Pollux limply complied and made at once for the sideboard. Longstreet shrugged and returned to his chair, but rose immediately as the buzzer sounded again and Cherry opened the door to admit a small party of people.
A little slender middle-aged man with gray hair and a brush-gray mustache came in first, hesitantly.
Longstreet's face brightened; he strode forward, exuding cordiality. He boomed greetings, squeezed the little man's hand. John O. DeWitt colored and half-closed his eyes with pain and nausea. Physical opposites, they were in striking contrast: DeWitt reserved, lined with worry, and apparently in a constant state of fluctuating determination and apprehension; Longstreet heavy, assured, arrogant, masterful.

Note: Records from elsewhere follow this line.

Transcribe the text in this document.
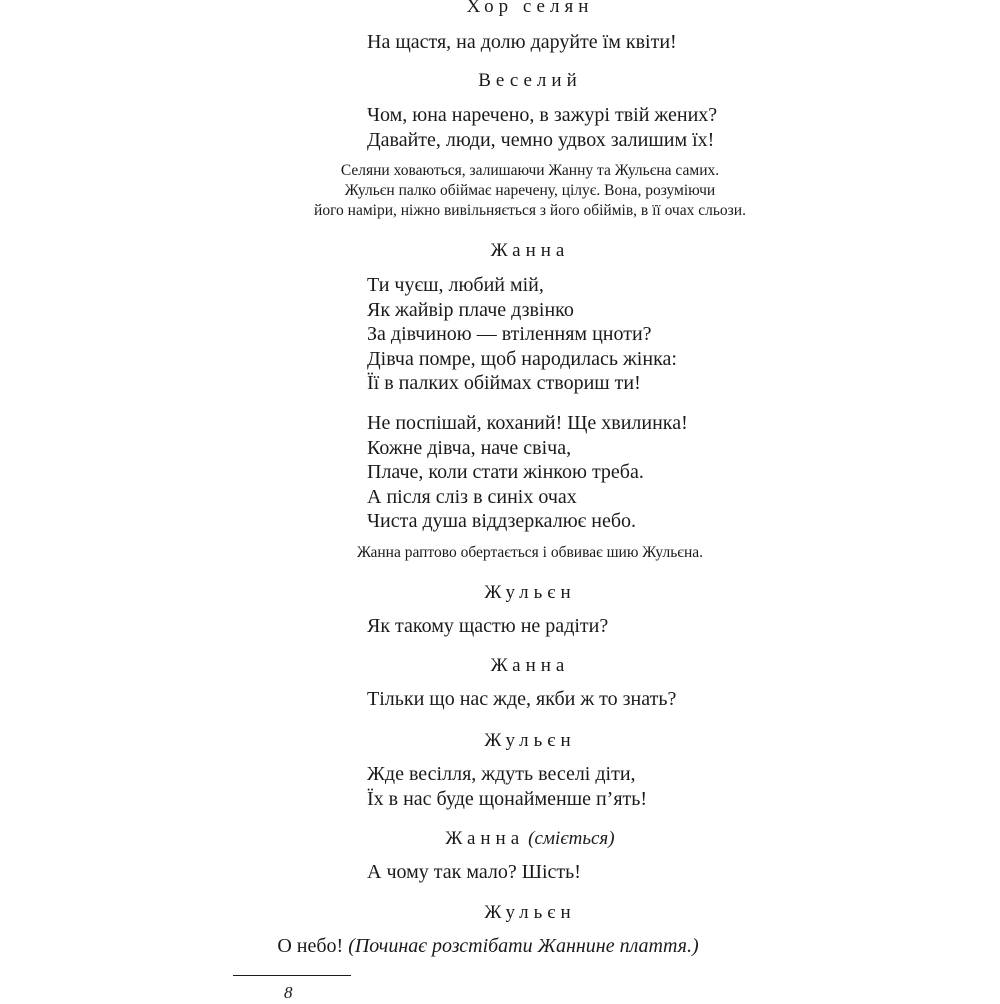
Хор селян
На щастя, на долю даруйте їм квіти!
Веселий
Чом, юна наречено, в зажурі твій жених?
Давайте, люди, чемно удвох залишим їх!
Селяни ховаються, залишаючи Жанну та Жульєна самих.
Жульєн палко обіймає наречену, цілує. Вона, розуміючи
його наміри, ніжно вивільняється з його обіймів, в її очах сльози.
Жанна
Ти чуєш, любий мій,
Як жайвір плаче дзвінко
За дівчиною — втіленням цноти?
Дівча помре, щоб народилась жінка:
Її в палких обіймах створиш ти!
Не поспішай, коханий! Ще хвилинка!
Кожне дівча, наче свіча,
Плаче, коли стати жінкою треба.
А після сліз в синіх очах
Чиста душа віддзеркалює небо.
Жанна раптово обертається і обвиває шию Жульєна.
Жульєн
Як такому щастю не радіти?
Жанна
Тільки що нас жде, якби ж то знать?
Жульєн
Жде весілля, ждуть веселі діти,
Їх в нас буде щонайменше п’ять!
Жанна (сміється)
А чому так мало? Шість!
Жульєн
О небо! (Починає розстібати Жаннине плаття.)
8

DeWitt shrank from Longstreet as the big man brushed by him to receive the other members of the party.
"Fern! This is a nice surprise." — This to a faded stoutish woman of Spanish type, with the barest traces of a vanished beauty on her lacquered face; DeWitt's wife. Jeanne DeWitt, a petite brownish maid, nodded coldly; she pressed closer to her escort, Christopher Lord, a tall blond young man. Longstreet ignored him completely and pumped the hands of Ahearn and Imperiale, a middle-aged Latin of large physique meticulously dressed. "Mike!"